The head of Trichology at the Ramón y Cajal hospital estimates that 0.05% of the population may suffer from severe alopecia areata: some 25,000 people in Spain.
"I believe that the drug, due to cost issues, will be reserved for these cases," says Vañó, who predicts that the price of baricitinib will drop to about 500 euros per month.
Paloma Torrecilla, the mother of María Guaita, recalls the "ordeal" that her daughter has gone through during adolescence, with hundreds of punctures of useless drugs on her scalp, and asks that the National Health System cover the costs of baricitinib for the most severe patients.

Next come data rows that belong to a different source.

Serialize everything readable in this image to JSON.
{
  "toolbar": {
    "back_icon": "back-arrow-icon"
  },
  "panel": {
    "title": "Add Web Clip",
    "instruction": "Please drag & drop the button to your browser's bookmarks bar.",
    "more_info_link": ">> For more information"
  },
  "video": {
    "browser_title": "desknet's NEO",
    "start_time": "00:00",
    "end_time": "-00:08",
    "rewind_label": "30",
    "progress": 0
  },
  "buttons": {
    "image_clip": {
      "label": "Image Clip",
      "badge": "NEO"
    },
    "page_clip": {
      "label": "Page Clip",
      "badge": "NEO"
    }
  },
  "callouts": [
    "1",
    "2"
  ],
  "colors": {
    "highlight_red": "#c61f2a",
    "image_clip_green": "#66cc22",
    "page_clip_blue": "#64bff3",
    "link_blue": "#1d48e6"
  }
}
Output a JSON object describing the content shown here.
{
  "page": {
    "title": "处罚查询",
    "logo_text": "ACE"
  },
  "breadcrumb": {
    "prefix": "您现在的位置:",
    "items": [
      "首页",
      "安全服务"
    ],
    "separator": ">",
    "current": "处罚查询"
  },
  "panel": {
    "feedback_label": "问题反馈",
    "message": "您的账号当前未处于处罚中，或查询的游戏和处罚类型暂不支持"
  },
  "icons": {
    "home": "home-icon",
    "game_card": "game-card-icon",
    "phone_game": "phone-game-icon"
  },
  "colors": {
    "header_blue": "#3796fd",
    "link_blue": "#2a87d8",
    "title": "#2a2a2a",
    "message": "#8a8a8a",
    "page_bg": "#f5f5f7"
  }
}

“Maria is now beginning to feel well.
It's amazing how much a person changes from seeing her without hair to seeing her with hair.
It is a transformation”, reflects the mother.
María Guaita herself speaks with extraordinary maturity about her illness and calls on the authorities to finance drugs against alopecia areata.
“Since there are not many cases, it is a viable option.
I would ask them to try it by all means”, urges the young woman.
“And to people who are like me, I would tell them not to lose hope, that there is a way out.
Sooner or later, they're going to get out of that hole."